The idea  you describe here is familiar to me as the "cartesian theatre",
which I think arises from Daniel Dennet, Consciousness Explained???  It is
also represented, I think, in a book called the User Illusion, which I have never read. It's a very tempting view because it is deeply imbedded in our
day-to-day conversations about behavior.

It is called the Cartesian Theatre because of  Descartes's  "brain in the
vat" argument that leads to the conclusion that all we can for sure is the
content of our own minds.  On that basis, we start to think of experience
as something we sit and watch played out sort of  screen on the inside of
our skulls, watched perhaps by the cyclopean eye of the pineal.     As you
know, it is my view that this sort of cartesian skepticism leads further:--
to the conclusion that we cant know anything for sure.  On my account, if
we cannot know about the world, we surely cannot know about our own minds.

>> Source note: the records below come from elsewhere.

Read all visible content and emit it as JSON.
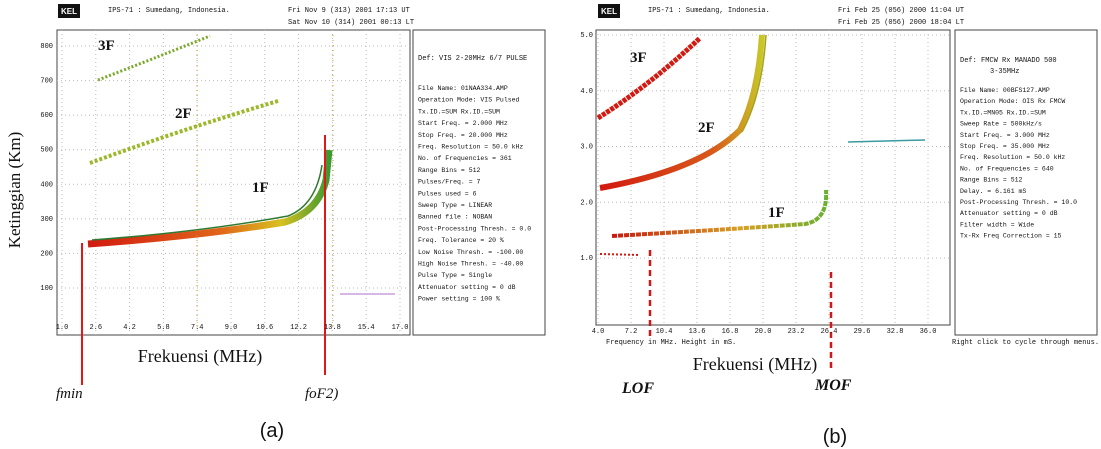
{
  "panel_a": {
    "header": {
      "logo": "KEL",
      "site": "IPS-71 : Sumedang, Indonesia.",
      "time_ut": "Fri Nov  9 (313) 2001 17:13 UT",
      "time_lt": "Sat Nov 10 (314) 2001 00:13 LT"
    },
    "y_ticks": [
      "800",
      "700",
      "600",
      "500",
      "400",
      "300",
      "200",
      "100"
    ],
    "x_ticks": [
      "1.0",
      "2.6",
      "4.2",
      "5.8",
      "7.4",
      "9.0",
      "10.6",
      "12.2",
      "13.8",
      "15.4",
      "17.0"
    ],
    "trace_labels": [
      "3F",
      "2F",
      "1F"
    ],
    "definition": "Def: VIS 2-20MHz 6/7 PULSE",
    "settings": [
      "File Name: 01NAA334.AMP",
      "Operation Mode: VIS Pulsed",
      "Tx.ID.=SUM Rx.ID.=SUM",
      "Start Freq. =  2.000 MHz",
      "Stop Freq. = 20.000 MHz",
      "Freq. Resolution =  50.0 kHz",
      "No. of Frequencies = 361",
      "Range Bins = 512",
      "Pulses/Freq. = 7",
      "Pulses used = 6",
      "Sweep Type = LINEAR",
      "Banned file : NOBAN",
      "Post-Processing Thresh. =  0.0",
      "Freq. Tolerance = 20 %",
      "Low Noise Thresh. = -100.00",
      "High Noise Thresh. = -40.00",
      "Pulse Type = Single",
      "Attenuator setting = 0 dB",
      "Power setting = 100 %"
    ],
    "y_axis_label": "Ketinggian (Km)",
    "x_axis_label": "Frekuensi (MHz)",
    "marker_left": "fmin",
    "marker_right": "foF2)",
    "caption": "(a)"
  },
  "panel_b": {
    "header": {
      "logo": "KEL",
      "site": "IPS-71 : Sumedang, Indonesia.",
      "time_ut": "Fri Feb 25 (056) 2000 11:04 UT",
      "time_lt": "Fri Feb 25 (056) 2000 18:04 LT"
    },
    "y_ticks": [
      "5.0",
      "4.0",
      "3.0",
      "2.0",
      "1.0"
    ],
    "x_ticks": [
      "4.0",
      "7.2",
      "10.4",
      "13.6",
      "16.8",
      "20.0",
      "23.2",
      "26.4",
      "29.6",
      "32.8",
      "36.0"
    ],
    "trace_labels": [
      "3F",
      "2F",
      "1F"
    ],
    "definition": [
      "Def: FMCW Rx MANADO 500",
      "3-35MHz"
    ],
    "settings": [
      "File Name: 00BFS127.AMP",
      "Operation Mode: OIS Rx FMCW",
      "Tx.ID.=MN05 Rx.ID.=SUM",
      "Sweep Rate = 500kHz/s",
      "Start Freq. =  3.000 MHz",
      "Stop Freq. = 35.000 MHz",
      "Freq. Resolution =  50.0 kHz",
      "No. of Frequencies = 640",
      "Range Bins = 512",
      "Delay. =  6.161 mS",
      "Post-Processing Thresh. = 10.0",
      "Attenuator setting = 0 dB",
      "Filter width = Wide",
      "Tx-Rx Freq Correction = 15"
    ],
    "footer_left": "Frequency in MHz. Height in mS.",
    "footer_right": "Right click to cycle through menus.",
    "x_axis_label": "Frekuensi (MHz)",
    "marker_left": "LOF",
    "marker_right": "MOF",
    "caption": "(b)"
  }
}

The argument is as follows:  Any knowledge requires a knowledge-gathering
mechanism that uses cues. If we doubt that there are more or less accurate
mechanisms for gathering information about the world, why would we be
confident that there are mechanisms for gtathering information about one's
own mind.  This is how I arrive at my position, "O what the fuck, why not
just be realists and get the silliness over at the beginning."